Data Preprocessing
Data preprocessing is a crucial step in any machine learning workflow. It involves cleaning, transforming, and organizing raw data so it becomes suitable for training reliable and accurate machine learning models. Since models heavily depend on data quality, preprocessing ensures the dataset is consistent, complete, and ready for analysis.
Importance of Data Preprocessing
Real-world datasets often contain missing values, noise, outliers, and inconsistencies. Without preprocessing, these issues can severely degrade model performance.
Key Benefits
- Improves data quality and consistency
- Enhances model accuracy and generalization
- Reduces training time and computational cost
- Makes features compatible with ML algorithms
- Improves model interpretability
Key Preprocessing Techniques
1. Handling Missing Data
Missing values occur due to errors, incomplete entries, or sensor failures.
Techniques & Examples
- Identify:
df.isnull().sum() - Mean/Median/Mode Imputation: e.g., fill missing salary values with the median salary
- Forward/Backward Fill: e.g., fill missing temperature readings using previous values
- Drop Rows/Columns: only when less than 5–10% of the data is missing
2. Handling Outliers
Outliers are extreme values that can distort model training and skew analysis.
Detection & Treatment Examples
- Box Plot + IQR Method: flag values above Q3 + 1.5×IQR
- Z-score Method: remove values where
|z| > 3 - Scatter Plot: e.g., detecting a 25-year-old earning $10M per year
3. Feature Scaling
Scaling ensures that features contribute equally during model training.
Scaling Techniques
| Technique | Formula | Best Used For |
|---|---|---|
| Min-Max Scaling | (X − Xmin) / (Xmax − Xmin) | KNN, Neural Networks, SVM |
| Standardization | (X − μ) / σ | Logistic Regression, PCA, SVM |
Example: Scale Age (0–100) and Income (20k–500k) to a common range.

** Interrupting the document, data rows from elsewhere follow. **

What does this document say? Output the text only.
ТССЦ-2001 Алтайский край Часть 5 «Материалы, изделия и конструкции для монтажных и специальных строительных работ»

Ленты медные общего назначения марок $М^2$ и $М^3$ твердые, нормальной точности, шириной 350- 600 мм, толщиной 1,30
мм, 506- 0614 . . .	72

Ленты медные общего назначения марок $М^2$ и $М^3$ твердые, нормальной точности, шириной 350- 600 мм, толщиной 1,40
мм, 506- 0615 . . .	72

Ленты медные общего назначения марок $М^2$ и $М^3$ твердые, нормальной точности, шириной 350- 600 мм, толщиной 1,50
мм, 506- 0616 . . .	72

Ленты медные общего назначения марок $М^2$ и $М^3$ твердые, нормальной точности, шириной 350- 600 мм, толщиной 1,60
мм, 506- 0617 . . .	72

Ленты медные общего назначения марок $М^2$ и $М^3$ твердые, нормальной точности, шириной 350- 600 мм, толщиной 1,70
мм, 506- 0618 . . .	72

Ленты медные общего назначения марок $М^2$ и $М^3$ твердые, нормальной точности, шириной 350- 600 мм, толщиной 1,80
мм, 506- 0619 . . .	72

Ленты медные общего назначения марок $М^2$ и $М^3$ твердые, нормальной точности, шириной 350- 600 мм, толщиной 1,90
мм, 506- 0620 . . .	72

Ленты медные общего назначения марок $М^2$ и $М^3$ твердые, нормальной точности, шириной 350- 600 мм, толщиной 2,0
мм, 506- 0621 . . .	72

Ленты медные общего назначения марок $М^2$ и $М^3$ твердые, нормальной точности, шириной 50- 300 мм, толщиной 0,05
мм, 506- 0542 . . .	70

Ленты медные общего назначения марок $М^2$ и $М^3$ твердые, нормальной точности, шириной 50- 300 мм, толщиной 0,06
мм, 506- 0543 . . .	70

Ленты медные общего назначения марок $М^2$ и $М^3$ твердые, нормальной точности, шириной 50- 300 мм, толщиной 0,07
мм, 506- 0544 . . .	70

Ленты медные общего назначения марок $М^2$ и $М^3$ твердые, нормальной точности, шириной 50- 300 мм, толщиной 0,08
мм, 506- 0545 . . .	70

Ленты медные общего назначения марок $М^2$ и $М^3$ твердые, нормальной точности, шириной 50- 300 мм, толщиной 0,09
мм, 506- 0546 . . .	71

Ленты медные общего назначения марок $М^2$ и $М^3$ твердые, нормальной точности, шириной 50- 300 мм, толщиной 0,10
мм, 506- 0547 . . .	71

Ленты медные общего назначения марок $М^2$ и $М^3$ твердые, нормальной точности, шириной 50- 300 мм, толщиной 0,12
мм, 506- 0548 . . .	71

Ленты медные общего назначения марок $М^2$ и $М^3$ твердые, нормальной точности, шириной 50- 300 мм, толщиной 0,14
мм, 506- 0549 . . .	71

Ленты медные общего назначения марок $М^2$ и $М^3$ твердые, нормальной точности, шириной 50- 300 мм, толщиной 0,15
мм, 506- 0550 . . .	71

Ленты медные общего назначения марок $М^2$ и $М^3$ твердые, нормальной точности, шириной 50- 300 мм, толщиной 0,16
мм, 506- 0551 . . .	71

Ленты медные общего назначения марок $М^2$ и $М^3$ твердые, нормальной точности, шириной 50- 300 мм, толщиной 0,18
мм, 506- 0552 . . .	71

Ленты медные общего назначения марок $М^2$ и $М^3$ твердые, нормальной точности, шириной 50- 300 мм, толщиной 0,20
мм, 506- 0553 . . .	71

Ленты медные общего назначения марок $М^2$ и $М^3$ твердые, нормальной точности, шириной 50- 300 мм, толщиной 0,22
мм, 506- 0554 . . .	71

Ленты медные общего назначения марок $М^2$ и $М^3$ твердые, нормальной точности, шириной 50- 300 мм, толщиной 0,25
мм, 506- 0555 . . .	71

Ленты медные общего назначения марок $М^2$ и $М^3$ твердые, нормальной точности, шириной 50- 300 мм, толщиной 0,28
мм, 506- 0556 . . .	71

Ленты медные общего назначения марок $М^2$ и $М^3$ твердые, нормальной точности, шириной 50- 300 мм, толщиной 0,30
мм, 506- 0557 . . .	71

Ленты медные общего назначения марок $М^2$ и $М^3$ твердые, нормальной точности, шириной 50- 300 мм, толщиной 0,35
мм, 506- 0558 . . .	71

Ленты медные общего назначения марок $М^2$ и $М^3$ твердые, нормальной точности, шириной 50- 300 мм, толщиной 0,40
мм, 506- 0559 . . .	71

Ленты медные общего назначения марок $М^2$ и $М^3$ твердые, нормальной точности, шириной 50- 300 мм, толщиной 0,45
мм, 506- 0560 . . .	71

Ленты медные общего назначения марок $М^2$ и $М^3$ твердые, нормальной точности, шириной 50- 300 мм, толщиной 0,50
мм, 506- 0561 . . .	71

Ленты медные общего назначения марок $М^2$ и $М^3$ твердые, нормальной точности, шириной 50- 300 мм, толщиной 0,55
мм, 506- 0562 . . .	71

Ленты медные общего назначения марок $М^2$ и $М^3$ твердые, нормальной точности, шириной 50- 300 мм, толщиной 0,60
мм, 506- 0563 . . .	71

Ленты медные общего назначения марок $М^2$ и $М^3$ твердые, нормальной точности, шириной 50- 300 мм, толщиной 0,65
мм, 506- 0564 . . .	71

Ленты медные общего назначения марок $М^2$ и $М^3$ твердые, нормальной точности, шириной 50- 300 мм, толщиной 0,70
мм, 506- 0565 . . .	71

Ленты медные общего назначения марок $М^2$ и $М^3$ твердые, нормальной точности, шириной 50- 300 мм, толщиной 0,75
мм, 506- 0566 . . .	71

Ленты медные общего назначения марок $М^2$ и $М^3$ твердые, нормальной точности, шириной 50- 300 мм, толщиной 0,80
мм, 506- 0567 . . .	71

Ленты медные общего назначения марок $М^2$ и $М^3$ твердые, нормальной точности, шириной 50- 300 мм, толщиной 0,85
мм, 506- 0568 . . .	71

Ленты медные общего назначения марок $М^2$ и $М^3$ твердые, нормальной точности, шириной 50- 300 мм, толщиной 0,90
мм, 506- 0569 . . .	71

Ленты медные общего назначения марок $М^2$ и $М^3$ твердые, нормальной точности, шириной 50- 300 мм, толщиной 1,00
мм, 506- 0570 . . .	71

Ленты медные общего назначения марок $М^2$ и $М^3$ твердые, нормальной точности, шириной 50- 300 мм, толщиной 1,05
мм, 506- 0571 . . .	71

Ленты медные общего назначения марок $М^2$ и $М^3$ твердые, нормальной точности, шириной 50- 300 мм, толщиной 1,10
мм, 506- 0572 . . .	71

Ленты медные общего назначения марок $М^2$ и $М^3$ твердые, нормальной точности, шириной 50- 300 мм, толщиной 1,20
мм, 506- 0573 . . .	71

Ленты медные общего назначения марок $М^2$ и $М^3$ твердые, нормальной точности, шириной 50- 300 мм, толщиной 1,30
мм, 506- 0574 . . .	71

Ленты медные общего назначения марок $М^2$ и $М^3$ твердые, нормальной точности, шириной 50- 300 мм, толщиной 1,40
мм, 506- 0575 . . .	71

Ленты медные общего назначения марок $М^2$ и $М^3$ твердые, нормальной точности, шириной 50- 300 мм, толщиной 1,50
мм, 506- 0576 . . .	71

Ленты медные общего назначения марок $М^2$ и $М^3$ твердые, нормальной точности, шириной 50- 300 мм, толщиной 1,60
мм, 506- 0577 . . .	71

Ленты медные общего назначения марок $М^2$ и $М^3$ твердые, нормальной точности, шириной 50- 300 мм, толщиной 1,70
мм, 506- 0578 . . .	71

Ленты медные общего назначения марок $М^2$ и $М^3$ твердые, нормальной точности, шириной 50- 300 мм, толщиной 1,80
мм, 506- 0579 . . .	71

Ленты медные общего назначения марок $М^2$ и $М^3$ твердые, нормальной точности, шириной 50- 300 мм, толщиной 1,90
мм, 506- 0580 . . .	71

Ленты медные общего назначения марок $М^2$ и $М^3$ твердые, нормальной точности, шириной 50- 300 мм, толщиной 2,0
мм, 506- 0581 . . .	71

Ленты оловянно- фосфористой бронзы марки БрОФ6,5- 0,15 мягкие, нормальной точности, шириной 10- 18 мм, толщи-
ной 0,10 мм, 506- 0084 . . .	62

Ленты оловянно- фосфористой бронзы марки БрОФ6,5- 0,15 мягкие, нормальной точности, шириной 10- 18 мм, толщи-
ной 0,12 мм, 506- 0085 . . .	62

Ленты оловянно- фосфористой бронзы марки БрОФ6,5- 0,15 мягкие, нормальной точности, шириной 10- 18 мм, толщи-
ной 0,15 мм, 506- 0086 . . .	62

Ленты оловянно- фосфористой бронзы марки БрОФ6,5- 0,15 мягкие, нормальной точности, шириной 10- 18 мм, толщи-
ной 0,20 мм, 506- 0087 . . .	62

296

4. Encoding Categorical Variables
Convert text categories into numerical values for model training.
Encoding Types
| Type | Method | Example |
|---|---|---|
| Nominal | One-Hot Encoding | Color: Red → [1,0,0], Blue → [0,1,0] |
| Ordinal | Ordinal Encoding | Size: Small→0, Medium→1, Large→2 |
5. Feature Engineering
Feature engineering involves creating new, meaningful features to improve model performance.
Examples
- From
Birth_Date→Age,Is_Adult,Generation - From
House_Size+Rooms→Area_Per_Room - From
Last_Login→Days_Since_Last_Active Total_Price = Quantity × Unit_Price
6. Dimensionality Reduction
Reduces the number of features while retaining essential information.
Common Methods
- PCA: reduce 50 correlated features to 10 components
- Feature Selection: SelectKBest, RFE
- t-SNE / UMAP: for visualization only
7. Handling Imbalanced Datasets
Important in fraud detection, rare disease prediction, and anomaly detection.
Techniques
| Technique | Description | Recommendation |
|---|---|---|
| Oversampling | Duplicate minority samples | Can cause overfitting |
| Undersampling | Remove majority samples | May lose important information |
| SMOTE | Generate synthetic minority samples | Widely used and effective |
| Class Weights | Penalize majority-class errors | Effective for tree-based and linear models |
Golden Rule
Always perform train–validation–test split before preprocessing to avoid data leakage.